In C++11, the function std::extent was added, but it isn’t suitable as countof, because it returns 0 for inappropriate types.
如果我们传递给这个函数,而不是一个数组,就会得到一个编译错误。在C++17中,可以使用std::size。
在C++ 11中,函数std::extent被添加,但是它不匹配作为countof,因为它返回不匹配类型的0。
std::extent
You can make an error not only with countof, but
with sizeof as well.
VisitedLinkMaster::TableBuilder::TableBuilder( VisitedLinkMaster* master, const uint8 salt[LINK_SALT_LENGTH]) : master_(master), success_(true)
{
fingerprints_.reserve(4096);
memcpy(salt_, salt, sizeof(salt));
}
Note: This code is taken from Chromium.
PVS-Studio warnings:
V511 The sizeof() operator returns size of the pointer, and not of the array, in ‘sizeof (salt)’ expression. browser visitedlink_master.cc 968
V512 A call of the ‘memcpy’ function will lead to underflow of the buffer ‘salt_’. browser visitedlink_master.cc 968
As you can see, the standard C++ arrays have a lot of problems.
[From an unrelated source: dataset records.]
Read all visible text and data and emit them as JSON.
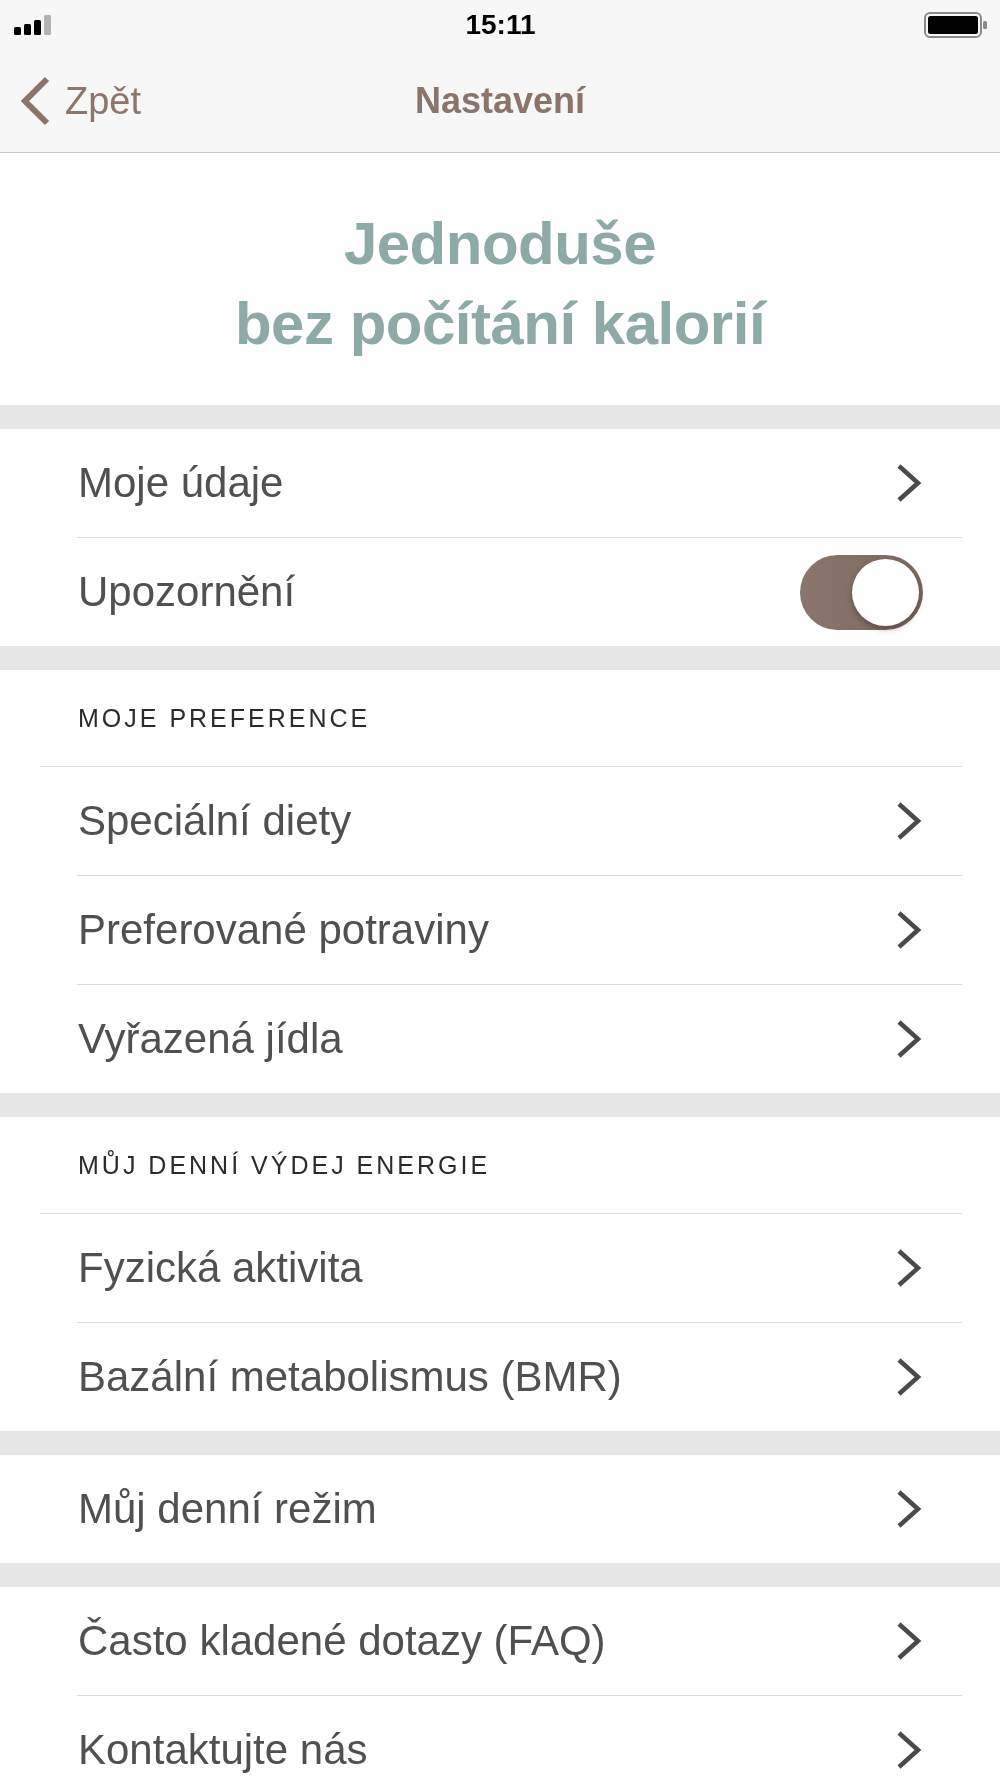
{
  "status_bar": {
    "time": "15:11"
  },
  "nav_bar": {
    "back_label": "Zpět",
    "title": "Nastavení"
  },
  "hero": {
    "heading": "Jednoduše\nbez počítání kalorií"
  },
  "groups": [
    {
      "items": [
        {
          "kind": "link",
          "label": "Moje údaje"
        },
        {
          "kind": "toggle",
          "label": "Upozornění",
          "on": true
        }
      ]
    },
    {
      "header": "MOJE PREFERENCE",
      "items": [
        {
          "kind": "link",
          "label": "Speciální diety"
        },
        {
          "kind": "link",
          "label": "Preferované potraviny"
        },
        {
          "kind": "link",
          "label": "Vyřazená jídla"
        }
      ]
    },
    {
      "header": "MŮJ DENNÍ VÝDEJ ENERGIE",
      "items": [
        {
          "kind": "link",
          "label": "Fyzická aktivita"
        },
        {
          "kind": "link",
          "label": "Bazální metabolismus (BMR)"
        }
      ]
    },
    {
      "items": [
        {
          "kind": "link",
          "label": "Můj denní režim"
        }
      ]
    },
    {
      "items": [
        {
          "kind": "link",
          "label": "Často kladené dotazy (FAQ)"
        },
        {
          "kind": "link",
          "label": "Kontaktujte nás"
        }
      ]
    }
  ]
}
This is why you should use std::array: in the modern C++ its API is
similar to std::vector and other containers, and it’s harder
to make an error when using it.
注:此代码取自Chromium。
PVS-Studio警告:
•V511 sizeof()运算符返回“sizeof(salt)”表达式中指针的大小,而不是数组的大小。浏览器visitedlink_master.cc 968。
•V512调用“memcpy”函数将导致缓冲区“salt_”下溢。浏览器visitedlink_master.cc 968。正如你所看到的,标准的C++阵列有很多问题。这就是为什么你应该使用STD::SART:在现代C++中,它的API类似于STD::vector和其他容器,使用它时出错更难。
Foo(std::array
How to make a mistake in a simple for
One more source of errors is a simple for loop.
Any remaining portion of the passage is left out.